If you're moving in stages, time your document-pulling to land your visa cycle in the freshest window.

Translation and notarisation on arrival

Once the legalised foreign document arrives with you in Vietnam, it must be translated into Vietnamese and the translation notarised before most official uses.

Process:

  1. Walk into any authorised Vietnamese translation agency with the legalised document.
  2. Pay $20–40 per page.
  3. Pick up the Vietnamese translation 2–4 working days later.
  4. Take both originals (foreign + translation) to a Vietnamese notary (công chứng) — usually $5–15 per stamp.

The notarised pair is then accepted by Vietnamese government offices.

Costs end-to-end

For a single document (e.g. birth certificate) UK → Vietnam:

StepCost
GRO long-form birth certificate£14
FCDO apostille£30
Vietnamese consular legalisation£40–60
Postage + courier£20–30
Vietnamese translation$30–50
Vietnamese notarisation$5–15
Total£140–200 / ~$170–250

Per document.
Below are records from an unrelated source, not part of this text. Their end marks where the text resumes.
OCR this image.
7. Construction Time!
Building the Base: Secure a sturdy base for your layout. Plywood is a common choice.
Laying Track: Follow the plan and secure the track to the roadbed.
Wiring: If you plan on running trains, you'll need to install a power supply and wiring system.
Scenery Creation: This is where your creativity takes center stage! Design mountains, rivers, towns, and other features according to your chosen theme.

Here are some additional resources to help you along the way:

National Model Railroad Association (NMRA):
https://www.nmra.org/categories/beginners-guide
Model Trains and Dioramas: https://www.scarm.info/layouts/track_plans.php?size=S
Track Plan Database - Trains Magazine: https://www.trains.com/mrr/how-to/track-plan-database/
A family of four with full document pulls (birth × 4, marriage, degree × 2, police × 2) can run $1,500–2,500 in legalisation costs alone.

Common pitfalls

  • Short-form certificates. Get the long form for births in particular.
  • Stale documents. Police checks specifically must be issued within 6 months; a 10-month-old check is rejected for work-permit applications.
  • Skipping consular legalisation. Apostille alone may be accepted for some narrow uses (academic admissions in some cases) but not for visa / TRC applications.
  • Translation by a non-authorised translator. Vietnamese government offices only accept translations from authorised translation companies; an in-laws-helping translation won't work.
  • Translation that doesn't pair with the original. Notary services need the original and translation stapled together with the notary's seal across the join.

Legalisation rules change. Confirm with the Vietnamese embassy in your country and the document-issuing authority before relying on any specific step or fee here.